Die neuen Vorschriften, so Erol Sahin, seien so streng, dass sie bis heute von keiner einzigen Marke eingehalten würden. Außerdem sagt der Geschäftsführer der Automobilberatungsfirma EBS, dass das größte Problem für Importeure darin bestehe, die Servicestationen selbst einrichten zu müssen, was Geschäfte mit autorisierten Drittanbietern erschwere.

Um der Verordnung nachzukommen, wurde den Importeuren eine Frist bis zum Ende des Monats gesetzt: für viele Unternehmen eine fast unmögliche Aufgabe. Daher seien die Hersteller einem Bericht von BNN Bloomberg zufolge bemüht, eine Änderung oder einen Aufschub der Maßnahmen zu erwirken.

Mehr Elektroautos auf türkischen Straßen

In den vergangenen Jahren sind Fahrzeuge mit Elektroantrieb in der Türkei immer beliebter geworden, im November machten sie einen Anteil von 7,1 Prozent an den gesamten PKW-Verkäufen aus. Dies entspricht nach Zahlen des Branchenverbands ODMD dem fast 10-fachen im Vergleich zum Vorjahr.

Einerseits hat zu diesem Erfolg die beliebte türkische Automarke Togg mit ihren elektrischen Modellen beigetragen, andererseits war aber auch der Import der relativ günstigen, chinesischen Marken sowie der US-amerikanischen Marke Tesla ausschlaggebend.

Bis Oktober dieses Jahres hat China als zweitgrößte Volkswirtschaft der Welt in nur 10 Monaten Elektroautos im Wert von 169 Millionen Euro in die Türkei verkauft, fast doppelt so viel wie im gesamten Jahr 2022.

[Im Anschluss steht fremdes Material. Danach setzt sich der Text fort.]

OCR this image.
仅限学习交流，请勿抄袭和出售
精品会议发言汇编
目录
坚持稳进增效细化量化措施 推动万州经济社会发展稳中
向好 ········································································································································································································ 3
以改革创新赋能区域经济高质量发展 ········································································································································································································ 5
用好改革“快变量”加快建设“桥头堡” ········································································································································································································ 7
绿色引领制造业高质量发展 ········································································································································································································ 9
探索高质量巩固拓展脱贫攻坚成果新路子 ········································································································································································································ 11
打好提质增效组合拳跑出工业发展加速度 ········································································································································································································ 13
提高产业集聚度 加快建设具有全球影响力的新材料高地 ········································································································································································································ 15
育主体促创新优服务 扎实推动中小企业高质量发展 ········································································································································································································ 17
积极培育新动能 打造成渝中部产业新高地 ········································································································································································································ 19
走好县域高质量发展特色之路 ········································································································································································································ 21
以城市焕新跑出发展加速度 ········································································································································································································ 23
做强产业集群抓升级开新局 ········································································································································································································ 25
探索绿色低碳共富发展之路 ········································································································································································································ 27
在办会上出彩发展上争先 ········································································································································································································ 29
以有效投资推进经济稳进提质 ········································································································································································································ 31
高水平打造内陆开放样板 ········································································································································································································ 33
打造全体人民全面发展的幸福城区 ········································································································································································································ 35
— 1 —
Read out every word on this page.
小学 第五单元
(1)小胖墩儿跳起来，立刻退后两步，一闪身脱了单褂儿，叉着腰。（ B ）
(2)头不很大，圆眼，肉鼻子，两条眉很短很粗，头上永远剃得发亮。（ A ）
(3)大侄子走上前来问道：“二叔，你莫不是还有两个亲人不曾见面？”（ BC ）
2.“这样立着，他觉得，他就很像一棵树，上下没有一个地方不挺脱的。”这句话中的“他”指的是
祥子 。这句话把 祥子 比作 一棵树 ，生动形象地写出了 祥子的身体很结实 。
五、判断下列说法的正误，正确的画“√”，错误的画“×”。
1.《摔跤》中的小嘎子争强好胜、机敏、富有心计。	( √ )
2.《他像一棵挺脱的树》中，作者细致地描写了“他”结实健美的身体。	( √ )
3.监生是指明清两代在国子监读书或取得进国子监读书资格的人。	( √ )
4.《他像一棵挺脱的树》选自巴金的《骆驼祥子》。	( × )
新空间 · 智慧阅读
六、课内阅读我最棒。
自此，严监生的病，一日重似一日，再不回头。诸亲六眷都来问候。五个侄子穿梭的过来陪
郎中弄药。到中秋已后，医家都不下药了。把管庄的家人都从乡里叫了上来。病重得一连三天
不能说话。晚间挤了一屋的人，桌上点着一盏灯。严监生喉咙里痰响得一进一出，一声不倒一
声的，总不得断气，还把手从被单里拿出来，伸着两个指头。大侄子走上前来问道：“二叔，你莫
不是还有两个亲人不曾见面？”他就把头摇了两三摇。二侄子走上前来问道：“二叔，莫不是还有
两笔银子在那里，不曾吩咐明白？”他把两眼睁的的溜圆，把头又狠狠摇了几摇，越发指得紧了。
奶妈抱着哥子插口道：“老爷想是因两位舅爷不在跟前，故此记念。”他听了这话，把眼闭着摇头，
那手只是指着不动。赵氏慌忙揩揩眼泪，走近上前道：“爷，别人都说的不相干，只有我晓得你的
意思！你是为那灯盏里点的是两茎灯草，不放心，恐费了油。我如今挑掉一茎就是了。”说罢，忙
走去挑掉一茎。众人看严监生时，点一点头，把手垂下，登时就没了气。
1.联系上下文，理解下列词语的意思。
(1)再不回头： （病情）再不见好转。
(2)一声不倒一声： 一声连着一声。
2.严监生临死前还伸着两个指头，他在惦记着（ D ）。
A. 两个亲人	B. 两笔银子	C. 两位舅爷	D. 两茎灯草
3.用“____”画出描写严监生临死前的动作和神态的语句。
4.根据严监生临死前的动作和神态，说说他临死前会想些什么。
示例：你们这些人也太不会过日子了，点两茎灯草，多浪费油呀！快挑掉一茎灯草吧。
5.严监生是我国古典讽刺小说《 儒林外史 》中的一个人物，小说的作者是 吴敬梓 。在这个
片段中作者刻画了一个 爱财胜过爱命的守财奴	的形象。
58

Reaktionen auf die Maßnahmen

Dass es sich bei den Vorgaben um eine Schutzmaßnahme für nationale Automarken handeln könnte, findet Anklang bei Sahin von EBS: „Es wäre schade, wenn das Ziel darin bestünde, dass Togg ein paar tausend Autos mehr verkauft. Togg sollte sich auch auf dem heimischen Markt dem Wettbewerb stellen, um sich weiter zu entwickeln.“

Auch der General Manager von BYD in der Türkei, Ismail Ergun, kritisiert die Maßnahmen der Türkei, denn wenn die Regelungen wie geplant umgesetzt würden, könne es sein, dass die Importeure monatelang an der Grenze warten müssten.

Der chinesische Autokonzern BYD, der als größter Player auf dem chinesischen Markt die meisten Fahrzeuge verkauft, plant derzeit die Umsetzung der Vorgaben. Durch ein landesweites autorisiertes Servicenetz, für das bereits Verträge mit Händlern abgeschlossen wurden, sollen den Kund:innen entsprechende Dienstleistungen angeboten werden.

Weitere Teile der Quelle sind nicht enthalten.